By Erin Hurley and Max Orr

  The current show on display at Kittredge Gallery, “subGrid,” explores themes such as identity, expression and growth through the lens of queer artists residing in the Pacific Northwest. The gallery, curated by Professor Mare Hirsch, features work from six artists and includes digital, physical and hybrid media. Regarding her recent foray into exploring aspects of her own identity, Hirsch explains, “I used to sort of have it where I am queer, and then I made my work engaged with all these other ideas about science and data but over this past year, I’ve started to make work that more directly engages with my own queerness and the themes that came about with that.” She wanted the whole exhibition to be focused on the ways other artists explore themes around their own queerness in different manners and mediums. 

  When entering into the space, visitors are visually and aurally guided to the side room, where Hirsch’s own contribution is decisively displayed. Boxy orange lights decorate the space in a whimsical yet structural way. Hirsch’s display, “Transition Networks,” is a “generative light installation that explores the complexity and unpredictability of the trans experience, specifically focusing on the process of transitioning,” she said. An elaborate software governs the enticing warm LEDs and immersive clicking sounds, generating an unpredictable exhibition that offers “a moment to reflect on the mechanics of transition and the broader implications of how we understand identity, change and connection.” Visitors are invited to participate in the evocative experience through the placement of a bench underneath the web of lights and cords.

  In the main hall of the gallery, five other works are displayed across the space. The artists are members of the queer community that Hirsch connected with when she had originally moved to the Pacific Northwest. “As I was thinking about artists to include, I wanted to make sure that there’s a variety of perspectives on queerness and people coming from at it from different angles, whether that’s their own identity, so whether they’re trans or not, or whether they’re Black or not, or whether they come from different cultural backgrounds that have different relationships to queerness as well,” Hirsch said. 

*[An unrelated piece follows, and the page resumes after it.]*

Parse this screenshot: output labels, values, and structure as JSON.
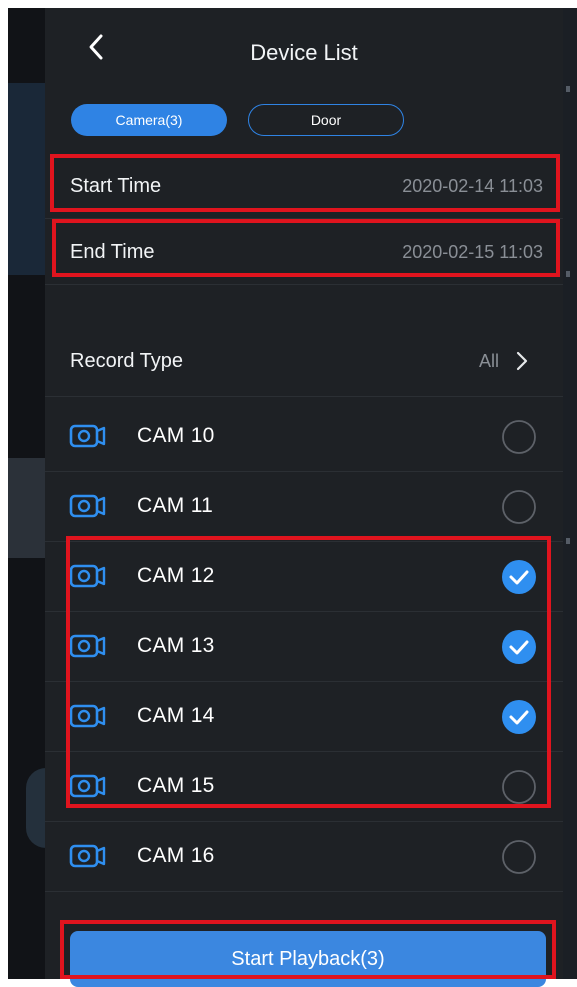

  The artists’ identities and mediums are diverse. A television and headphones stand in the corner, inviting viewers to watch and listen to Meysha Harville’s powerful and creative storytelling. They masterfully blend spoken word poetry with audio and visual media to explore Black trans joy, righteous anger, power and identity in their art. The television repeats short distorted videos of Harville moving through the world, while the headphones play their spoken word poetry. The audio is purposefully glitchy, featuring intermittent technological defects like pauses and stutters. Despite these “setbacks,” Harvilles actual and metaphorical voice comes through strongly, demonstrating their perseverance and transformation through lived experiences. 

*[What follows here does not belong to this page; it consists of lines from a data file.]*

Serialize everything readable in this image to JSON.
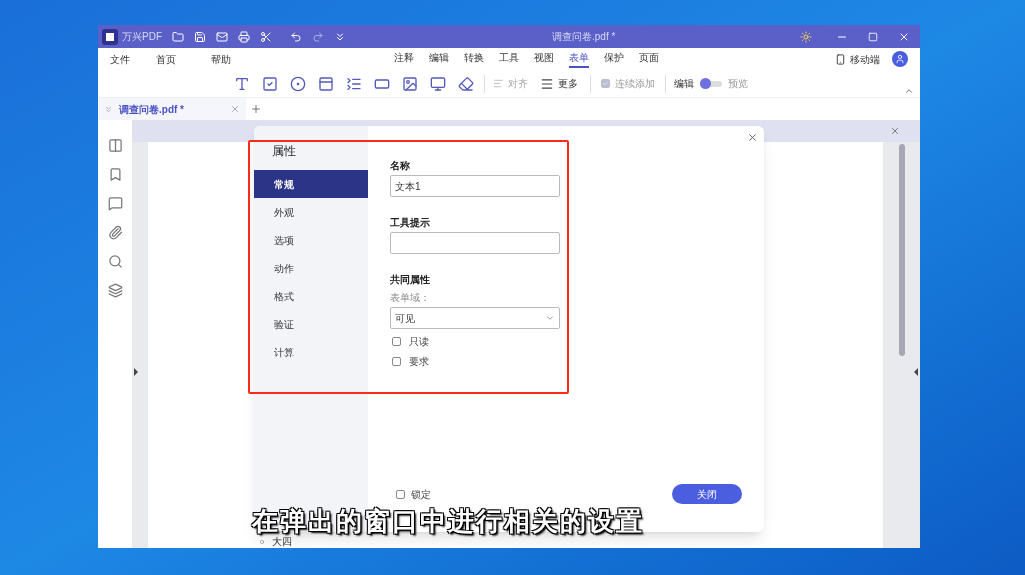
{
  "window": {
    "app_name": "万兴PDF",
    "title": "调查问卷.pdf *"
  },
  "menu_left": [
    {
      "label": "文件"
    },
    {
      "label": "首页"
    },
    {
      "label": "帮助"
    }
  ],
  "menu_tabs": [
    {
      "label": "注释",
      "selected": false
    },
    {
      "label": "编辑",
      "selected": false
    },
    {
      "label": "转换",
      "selected": false
    },
    {
      "label": "工具",
      "selected": false
    },
    {
      "label": "视图",
      "selected": false
    },
    {
      "label": "表单",
      "selected": true
    },
    {
      "label": "保护",
      "selected": false
    },
    {
      "label": "页面",
      "selected": false
    }
  ],
  "mobile_label": "移动端",
  "toolbar": {
    "align_label": "对齐",
    "more_label": "更多",
    "continuous_add": {
      "label": "连续添加",
      "checked": true
    },
    "mode": {
      "left_label": "编辑",
      "right_label": "预览",
      "preview": false
    }
  },
  "document_tab": {
    "label": "调查问卷.pdf *"
  },
  "document": {
    "bullet_text": "大四"
  },
  "dialog": {
    "title": "属性",
    "nav": [
      {
        "label": "常规",
        "selected": true
      },
      {
        "label": "外观",
        "selected": false
      },
      {
        "label": "选项",
        "selected": false
      },
      {
        "label": "动作",
        "selected": false
      },
      {
        "label": "格式",
        "selected": false
      },
      {
        "label": "验证",
        "selected": false
      },
      {
        "label": "计算",
        "selected": false
      }
    ],
    "name_label": "名称",
    "name_value": "文本1",
    "tooltip_label": "工具提示",
    "common_label": "共同属性",
    "form_field_label": "表单域：",
    "visibility_value": "可见",
    "checkboxes": [
      {
        "label": "只读",
        "checked": false
      },
      {
        "label": "要求",
        "checked": false
      }
    ],
    "lock": {
      "label": "锁定",
      "checked": false
    },
    "close_button": "关闭"
  },
  "caption": "在弹出的窗口中进行相关的设置"
}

  As viewers move around the gallery, they witness works from two different printmakers, Cas Almond (‘24) and Aim Ren Beland. Both artists explore the trans experience but utilize different materials that tackle different subthemes. Almond examines his five years of transition from female to male through the dual use of images of his body and depictions of the natural world to convey that trans bodies are natural. In a statement, Almond explains that, “this work represents five years of my life. Five years of hormones. Five years of becoming. Five years of remaking my body and self. This process could not be represented by a single printmaking technique, so I did not limit myself to one.”

  Beland uses cost-effective and accessible risograph zines to discuss the act of medically transitioning and communicate internal experience with the external world. His illustrations feature vibrant colors and witty humor while creatively addressing hardship and struggle. 

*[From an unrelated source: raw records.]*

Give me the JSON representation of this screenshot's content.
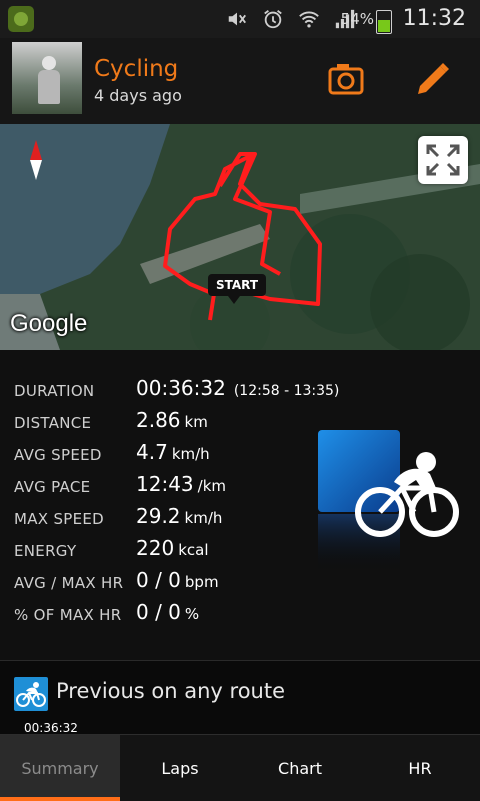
{
  "status_bar": {
    "battery_percent": "54%",
    "battery_level": 0.54,
    "time": "11:32",
    "icons": [
      "app-icon",
      "mute-icon",
      "alarm-icon",
      "wifi-icon",
      "signal-icon",
      "battery-icon"
    ]
  },
  "header": {
    "title": "Cycling",
    "subtitle": "4 days ago",
    "icons": [
      "avatar",
      "camera-icon",
      "edit-pencil-icon"
    ],
    "accent_color": "#f07a1a"
  },
  "map": {
    "start_label": "START",
    "provider_logo": "Google",
    "route_color": "#ff1d1d",
    "icons": [
      "compass-icon",
      "expand-icon"
    ]
  },
  "stats": [
    {
      "label": "DURATION",
      "value": "00:36:32",
      "unit": "",
      "extra": "(12:58 - 13:35)"
    },
    {
      "label": "DISTANCE",
      "value": "2.86",
      "unit": "km",
      "extra": ""
    },
    {
      "label": "AVG SPEED",
      "value": "4.7",
      "unit": "km/h",
      "extra": ""
    },
    {
      "label": "AVG PACE",
      "value": "12:43",
      "unit": "/km",
      "extra": ""
    },
    {
      "label": "MAX SPEED",
      "value": "29.2",
      "unit": "km/h",
      "extra": ""
    },
    {
      "label": "ENERGY",
      "value": "220",
      "unit": "kcal",
      "extra": ""
    },
    {
      "label": "AVG / MAX HR",
      "value": "0 / 0",
      "unit": "bpm",
      "extra": ""
    },
    {
      "label": "% OF MAX HR",
      "value": "0 / 0",
      "unit": "%",
      "extra": ""
    }
  ],
  "sport_icon": "cycling-icon",
  "previous": {
    "title": "Previous on any route",
    "time": "00:36:32",
    "icon": "cycling-small-icon"
  },
  "tabs": [
    {
      "label": "Summary",
      "active": true
    },
    {
      "label": "Laps",
      "active": false
    },
    {
      "label": "Chart",
      "active": false
    },
    {
      "label": "HR",
      "active": false
    }
  ],
  "colors": {
    "tab_indicator": "#ff6e19",
    "sport_blue": "#1f8fd6"
  }
}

  Another artist, Aster Olsen, further explores the layered trans experience in her piece, “Records from the Alabastion Dominion Federal Archives.” She combines her trans identity with her background in ecology and microbiology to demonstrate how Western society’s obsession with observation and interpretation reinforces normality and limits the ability to comprehend the alien. This is showcased through clever writings and beautiful pieces of the Mandelbrot set, a complex mathematical graph. 

  The last installation is a digital piece by Sadaf Sadri, a Seattle-based Iranian artist who explores disruption and defiance in their piece “Legacy.” The moving graphic is projected across the right side wall in the gallery. The piece features prominent Islamic religious motifs and other more personal iconographies to proclaim freedom from patriarchal and authoritative systems.

  Overall, “subGrid” is a provocative exhibition that defies the status quo by placing queer artists and their identities at the forefront of new media. Hirsch hopes that students will be able to see that “you can find queerness in so many different places.” The inclusion of both digital, physical and hybrid media shows that there is space for all types of artists in the industry. “subGrid” will be on display in Kittredge Art Gallery until Dec. 14, 2024.